Other sports are changing, too. In Major League Baseball, 23% of the league, or 193 players, are foreign-born Latinos. MLB hired a Hispanic agency, LatinWorks, last month to better connect with Latin fans. And the NBA's Latin Nights program this year includes uniforms that display team names as spoken by bilingual fans: The Miami Heat becomes El Heat and the New York Knicks are Nueva York.
Meanwhile, Spanish-language Univision Communications, which often beats the major networks in ratings in big cities, is placing its own English-language bets. Univision is a partner in two cable entertainment channels launched in late 2013 to target English-speaking millennials -- Fusion, with Disney-ABC Television Group, and El Rey Network, with director Robert Rodriguez. El Rey calls its intended audience "the most culturally diverse generation in history."
The face of retail is also changing. Retailers often designate Hispanic stores, based on ZIP codes and other data, for bilingual signage and staff. And supermarkets, in a nation that has embraced dulce de leche, salsa and sriracha, will look different. At an H.E.B in Texas, the chili pepper aisle is a long one, a taqueria turns out fresh tortillas and there's a wide assortment of Mexican queso fresco cheeses.
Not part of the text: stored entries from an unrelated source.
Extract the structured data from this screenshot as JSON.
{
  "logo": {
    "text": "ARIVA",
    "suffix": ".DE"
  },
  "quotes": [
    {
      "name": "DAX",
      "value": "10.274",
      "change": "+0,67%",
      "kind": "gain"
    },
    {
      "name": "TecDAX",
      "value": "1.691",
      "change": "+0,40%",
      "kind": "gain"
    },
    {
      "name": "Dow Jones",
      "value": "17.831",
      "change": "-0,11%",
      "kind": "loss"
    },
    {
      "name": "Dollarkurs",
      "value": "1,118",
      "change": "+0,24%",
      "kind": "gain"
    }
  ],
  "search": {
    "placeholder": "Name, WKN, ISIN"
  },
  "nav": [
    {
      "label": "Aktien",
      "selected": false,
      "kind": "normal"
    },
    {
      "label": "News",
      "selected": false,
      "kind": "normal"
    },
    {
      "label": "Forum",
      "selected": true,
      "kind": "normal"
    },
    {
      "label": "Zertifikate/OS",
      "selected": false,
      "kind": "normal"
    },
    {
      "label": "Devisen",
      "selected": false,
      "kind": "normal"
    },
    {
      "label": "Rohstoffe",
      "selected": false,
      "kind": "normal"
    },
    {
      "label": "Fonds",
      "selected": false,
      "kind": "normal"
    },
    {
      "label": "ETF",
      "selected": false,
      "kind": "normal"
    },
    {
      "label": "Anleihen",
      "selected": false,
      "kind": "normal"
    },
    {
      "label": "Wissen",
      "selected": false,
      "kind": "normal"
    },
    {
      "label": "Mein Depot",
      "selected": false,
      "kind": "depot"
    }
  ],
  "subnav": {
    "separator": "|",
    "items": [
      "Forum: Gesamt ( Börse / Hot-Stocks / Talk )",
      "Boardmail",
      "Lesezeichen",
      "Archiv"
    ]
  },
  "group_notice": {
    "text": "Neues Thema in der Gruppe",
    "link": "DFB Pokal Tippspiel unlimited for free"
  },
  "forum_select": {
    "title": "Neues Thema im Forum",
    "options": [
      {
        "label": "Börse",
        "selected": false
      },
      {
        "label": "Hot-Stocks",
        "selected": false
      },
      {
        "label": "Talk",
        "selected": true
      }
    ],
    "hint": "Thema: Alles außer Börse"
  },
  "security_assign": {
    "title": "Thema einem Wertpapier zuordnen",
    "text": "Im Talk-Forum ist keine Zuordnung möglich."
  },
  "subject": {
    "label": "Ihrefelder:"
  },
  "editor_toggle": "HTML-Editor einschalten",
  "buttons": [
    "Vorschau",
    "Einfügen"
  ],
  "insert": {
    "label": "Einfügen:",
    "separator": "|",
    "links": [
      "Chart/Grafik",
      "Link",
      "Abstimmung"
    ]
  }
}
Kraft recently boosted sales with an Effie-award-winning campaign for Macaroni & Cheese that humorously reassured Hispanics who hadn't grown up with that traditional American dish that they wouldn't stop being Latino if they served it at home.
Already a staple in Hispanic homes, Goya Foods' growth will come from the broader population; one agency, Dieste, handles Goya's Hispanic and general market account. Mexican beer import Modelo Especial broke its first English-language ad campaign last month in an effort to grow beyond its loyal base of Hispanic drinkers.
But in this blended world, the best means to capture the multicultural mainstream isn't always clear cut. Advertisers are wrestling with issues such as whether general-market agencies can do the job of multicultural specialists. Those shops, in turn, are increasingly taking on broader assignments. Marketers are evaluating their own organizations' need for in-house multicultural marketing departments. Media companies are diversifying their offerings to reach a cohort that prefers mobile content. Retailers are diversifying creative and product mix. And politicians are altering their messaging and strategies to win over more diverse voters.
"Marketers are looking at share of growth rather than basic market size," said Andy Hasselwander, VP-products and research at Latinum Network, an organization whose members are marketers trying to better reach the multicultural market.
For instance, Hispanics represent an outsize opportunity in the health-care market. Before the 2013 Affordable Care Act, 41% of Hispanics were uninsured, he said. That number has plummeted to 34%, and Mr. Hasselwander said he expects it to go lower as more Hispanics sign up.
Latinum's two big tips for marketers are to have a strong diversity advocate at the top of the company and to set up a Hispanic or multicultural center of excellence. These corporate groups generally consist of three or four people whose role is training, assisting brands as an internal SWAT team and making sure multicultural insights permeate the company.
"It's an evangelist's job," Mr. Hasselwander said. "Where we've seen centers of excellence cut for cost reasons, good things have not followed."